I can’t prove this approach is hurting the Democrats as easily as I can prove that pushing unpopular ideas hurts Republicans. But do you think that Nancy Pelosi has been so successful that she should have been the House Democrats’ leader for most of three presidencies (Bush, Obama, Trump) and will likely be so for a fourth (Biden?) Imagine if the congressional Democrats created a four-part scale for their members: 1. The highest income their parents ever earned 2. The income at whatever job the member of Congress held before taking her seat 3. The ranking by U.S. News and World Report of whatever college the member attended 4. How many years the member has served in Congress. Then imagine, the Democrats choose their leadership on Capitol Hill from among the people with the lowest scores on this scale (meaning fewer years on the Hill, lower income, less prestigious schooling.) You could imagine a Democratic leadership team that was more diverse in a whole lot of ways, but also one more connected to everyday Americans.
That scale would make someone like Alexandria Ocasio-Cortez more likely to be speaker than Pelosi.
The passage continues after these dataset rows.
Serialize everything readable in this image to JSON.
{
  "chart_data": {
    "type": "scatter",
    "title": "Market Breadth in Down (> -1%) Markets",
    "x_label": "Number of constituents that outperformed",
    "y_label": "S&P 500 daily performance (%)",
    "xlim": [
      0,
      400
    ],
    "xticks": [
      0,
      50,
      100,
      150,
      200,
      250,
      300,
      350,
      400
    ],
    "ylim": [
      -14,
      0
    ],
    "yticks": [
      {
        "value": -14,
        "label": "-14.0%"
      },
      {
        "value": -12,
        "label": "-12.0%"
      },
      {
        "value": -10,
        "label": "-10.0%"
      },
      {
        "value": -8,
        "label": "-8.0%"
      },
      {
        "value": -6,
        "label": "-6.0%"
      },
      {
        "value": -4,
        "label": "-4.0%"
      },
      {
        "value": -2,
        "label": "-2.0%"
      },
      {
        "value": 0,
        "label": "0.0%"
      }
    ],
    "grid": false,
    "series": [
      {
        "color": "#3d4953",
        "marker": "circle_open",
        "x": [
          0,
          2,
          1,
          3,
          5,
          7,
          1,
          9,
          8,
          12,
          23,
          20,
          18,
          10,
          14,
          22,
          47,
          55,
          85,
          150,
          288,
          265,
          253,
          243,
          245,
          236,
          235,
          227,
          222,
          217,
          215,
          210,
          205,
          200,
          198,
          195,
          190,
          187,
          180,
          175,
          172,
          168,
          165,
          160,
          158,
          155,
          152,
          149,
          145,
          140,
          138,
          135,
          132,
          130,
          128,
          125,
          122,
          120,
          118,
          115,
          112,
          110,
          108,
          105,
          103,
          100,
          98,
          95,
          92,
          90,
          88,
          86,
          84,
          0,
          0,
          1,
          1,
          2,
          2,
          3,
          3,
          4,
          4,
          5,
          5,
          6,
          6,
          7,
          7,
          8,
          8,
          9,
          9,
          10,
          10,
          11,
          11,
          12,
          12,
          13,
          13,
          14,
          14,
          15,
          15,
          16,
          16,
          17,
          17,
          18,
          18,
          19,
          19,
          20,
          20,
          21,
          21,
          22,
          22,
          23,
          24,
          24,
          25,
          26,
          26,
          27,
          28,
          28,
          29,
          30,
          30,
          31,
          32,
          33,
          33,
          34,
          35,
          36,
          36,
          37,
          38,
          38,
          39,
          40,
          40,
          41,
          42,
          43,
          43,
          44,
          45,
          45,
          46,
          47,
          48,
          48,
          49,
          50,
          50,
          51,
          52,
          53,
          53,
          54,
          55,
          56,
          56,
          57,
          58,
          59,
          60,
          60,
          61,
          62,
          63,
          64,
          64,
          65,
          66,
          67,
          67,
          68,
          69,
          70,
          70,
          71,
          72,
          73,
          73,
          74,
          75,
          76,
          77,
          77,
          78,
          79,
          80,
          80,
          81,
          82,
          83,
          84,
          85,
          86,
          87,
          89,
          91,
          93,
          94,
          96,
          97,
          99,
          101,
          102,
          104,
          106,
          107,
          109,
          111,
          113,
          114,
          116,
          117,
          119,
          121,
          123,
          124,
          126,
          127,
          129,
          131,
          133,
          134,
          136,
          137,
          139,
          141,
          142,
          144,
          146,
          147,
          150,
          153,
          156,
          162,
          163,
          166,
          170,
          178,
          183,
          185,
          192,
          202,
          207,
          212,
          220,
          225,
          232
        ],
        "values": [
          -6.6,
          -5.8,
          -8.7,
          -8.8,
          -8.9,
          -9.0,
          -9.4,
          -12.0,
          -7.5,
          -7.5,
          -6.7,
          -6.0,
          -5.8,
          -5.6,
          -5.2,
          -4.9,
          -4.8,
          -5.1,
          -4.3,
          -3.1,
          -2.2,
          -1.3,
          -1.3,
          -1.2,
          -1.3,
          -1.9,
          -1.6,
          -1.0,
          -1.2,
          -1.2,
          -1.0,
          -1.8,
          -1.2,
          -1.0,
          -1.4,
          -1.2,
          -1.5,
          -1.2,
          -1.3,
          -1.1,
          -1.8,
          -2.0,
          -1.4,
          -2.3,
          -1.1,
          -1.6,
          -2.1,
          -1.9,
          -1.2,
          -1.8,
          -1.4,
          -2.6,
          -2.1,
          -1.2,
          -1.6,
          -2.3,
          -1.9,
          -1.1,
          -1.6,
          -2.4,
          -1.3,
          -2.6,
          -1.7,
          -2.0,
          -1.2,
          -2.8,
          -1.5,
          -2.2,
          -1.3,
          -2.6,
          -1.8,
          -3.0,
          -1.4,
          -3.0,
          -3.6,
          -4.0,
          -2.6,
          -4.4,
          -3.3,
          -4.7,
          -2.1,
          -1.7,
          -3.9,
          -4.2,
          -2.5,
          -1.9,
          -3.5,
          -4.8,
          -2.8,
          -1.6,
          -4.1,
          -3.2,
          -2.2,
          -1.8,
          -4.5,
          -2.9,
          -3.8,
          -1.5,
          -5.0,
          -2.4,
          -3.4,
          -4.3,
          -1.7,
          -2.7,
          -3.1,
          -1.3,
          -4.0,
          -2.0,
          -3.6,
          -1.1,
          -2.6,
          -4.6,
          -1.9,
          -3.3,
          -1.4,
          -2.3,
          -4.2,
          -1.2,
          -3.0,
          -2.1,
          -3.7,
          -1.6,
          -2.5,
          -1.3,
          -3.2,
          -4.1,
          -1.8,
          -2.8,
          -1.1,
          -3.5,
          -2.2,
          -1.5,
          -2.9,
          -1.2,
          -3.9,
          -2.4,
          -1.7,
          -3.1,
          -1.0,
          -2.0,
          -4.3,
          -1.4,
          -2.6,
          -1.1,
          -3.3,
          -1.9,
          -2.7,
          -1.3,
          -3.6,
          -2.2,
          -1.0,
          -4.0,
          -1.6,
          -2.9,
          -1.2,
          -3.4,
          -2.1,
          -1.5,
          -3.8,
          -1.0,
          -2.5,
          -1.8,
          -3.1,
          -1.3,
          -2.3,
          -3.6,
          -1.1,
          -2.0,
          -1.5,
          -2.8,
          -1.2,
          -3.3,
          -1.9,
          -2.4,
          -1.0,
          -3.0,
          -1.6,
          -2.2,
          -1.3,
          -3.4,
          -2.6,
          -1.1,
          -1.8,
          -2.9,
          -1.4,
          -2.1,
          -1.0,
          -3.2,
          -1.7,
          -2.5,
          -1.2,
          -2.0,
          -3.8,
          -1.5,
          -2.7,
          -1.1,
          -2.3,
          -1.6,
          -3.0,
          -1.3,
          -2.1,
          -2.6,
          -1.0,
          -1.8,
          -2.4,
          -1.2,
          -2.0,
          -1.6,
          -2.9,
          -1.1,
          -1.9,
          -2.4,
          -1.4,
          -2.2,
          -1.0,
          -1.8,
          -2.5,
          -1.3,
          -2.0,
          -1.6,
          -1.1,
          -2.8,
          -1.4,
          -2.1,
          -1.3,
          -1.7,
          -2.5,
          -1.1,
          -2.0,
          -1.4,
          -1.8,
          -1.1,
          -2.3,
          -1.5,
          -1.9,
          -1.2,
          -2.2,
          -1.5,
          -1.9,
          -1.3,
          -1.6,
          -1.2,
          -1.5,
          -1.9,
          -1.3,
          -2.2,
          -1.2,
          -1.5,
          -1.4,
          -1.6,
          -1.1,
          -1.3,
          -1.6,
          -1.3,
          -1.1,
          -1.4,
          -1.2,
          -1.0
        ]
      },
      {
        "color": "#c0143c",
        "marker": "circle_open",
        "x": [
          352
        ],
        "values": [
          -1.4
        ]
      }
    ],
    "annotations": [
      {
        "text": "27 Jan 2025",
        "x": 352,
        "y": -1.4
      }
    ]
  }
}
It’s worth thinking about how that might change Washington. Let’s imagine AOC gets briefed by the same consultants and pollsters who brief Pelosi. I would assume that these consultants would make it clear to AOC that as speaker she should never, ever, ever, ever utter or express support for the phrase defund the police. She might or might not follow that advice (I would bet on the former, as AOC’s role would then be party leader, not party activist.) But if the pollsters told AOC that Democrats should keep running campaigns talking about “protections for people with pre-existing conditions” and other poll-tested Pelosi-style phrases, I suspect she might push back there. The Democrats have been running safe, poll-tested campaigns for at least a decade and it’s not clear it’s working that well for them. An approach where Democrats try to speak to broader values and connect with voters in a more natural language that doesn’t sound so politician-y (like Trump) might not work. But it doesn’t seem like Pelosi-ism does either.